AND NOW...THE FIRST CHAPTER:


Chapter One

chapter 1


Top Five Clues That He’s the One

1. He’s smart, which is why he’s dating you and not the queen of the snob mob.

2. He knows he’s hot, but he thinks you’re hotter.

3. He’d rather listen to you than to himself.

4. You’re in on his jokes—not the butt of them.

5. He always gives you the last cookie in the box.

THE NEW YEAR. . . when a young girl’s heart turns to new beginnings, weight loss, and a new term of chemistry!
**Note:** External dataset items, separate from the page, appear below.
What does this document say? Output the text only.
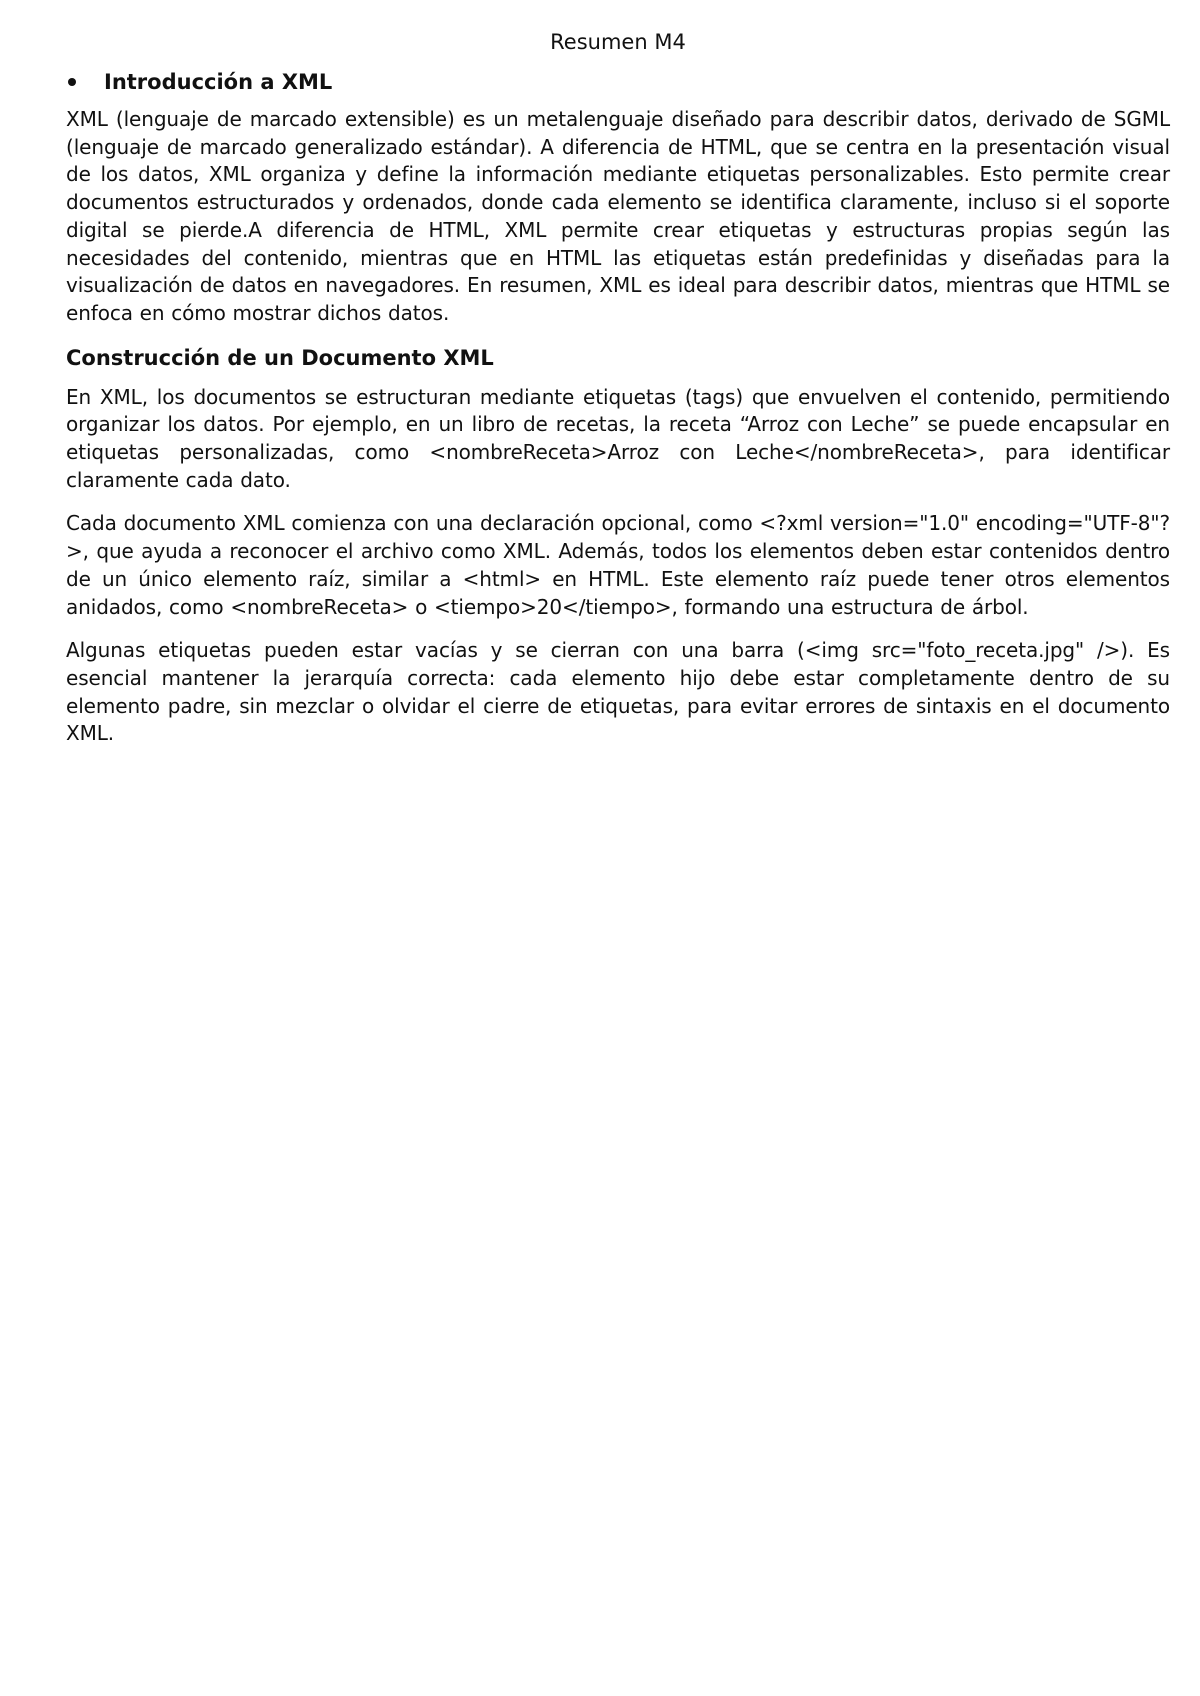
Resumen M4
Introducción a XML

XML (lenguaje de marcado extensible) es un metalenguaje diseñado para describir datos, derivado de SGML (lenguaje de marcado generalizado estándar). A diferencia de HTML, que se centra en la presentación visual de los datos, XML organiza y define la información mediante etiquetas personalizables. Esto permite crear documentos estructurados y ordenados, donde cada elemento se identifica claramente, incluso si el soporte digital se pierde.A diferencia de HTML, XML permite crear etiquetas y estructuras propias según las necesidades del contenido, mientras que en HTML las etiquetas están predefinidas y diseñadas para la visualización de datos en navegadores. En resumen, XML es ideal para describir datos, mientras que HTML se enfoca en cómo mostrar dichos datos.

Construcción de un Documento XML

En XML, los documentos se estructuran mediante etiquetas (tags) que envuelven el contenido, permitiendo organizar los datos. Por ejemplo, en un libro de recetas, la receta “Arroz con Leche” se puede encapsular en etiquetas personalizadas, como <nombreReceta>Arroz con Leche</nombreReceta>, para identificar claramente cada dato.

Cada documento XML comienza con una declaración opcional, como <?xml version="1.0" encoding="UTF-8"?>, que ayuda a reconocer el archivo como XML. Además, todos los elementos deben estar contenidos dentro de un único elemento raíz, similar a <html> en HTML. Este elemento raíz puede tener otros elementos anidados, como <nombreReceta> o <tiempo>20</tiempo>, formando una estructura de árbol.

Algunas etiquetas pueden estar vacías y se cierran con una barra (<img src="foto_receta.jpg" />). Es esencial mantener la jerarquía correcta: cada elemento hijo debe estar completamente dentro de su elemento padre, sin mezclar o olvidar el cierre de etiquetas, para evitar errores de sintaxis en el documento XML.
Whew! Got that little squee out of my system. But you may as well know right now that science and music are what I do, and they tend to come up a lot in conversation. Sometimes my friends think this is good, like when I’m helping them cram for an exam. Sometimes they just think I’m a geek. But that’s okay. My name is Gillian Frances Jiao-Lan Chang, and since Lissa was brave enough to fall on her sword and spill what happened last fall, I guess I can’t do anything less.

I’m kidding about the sword. You know that, right?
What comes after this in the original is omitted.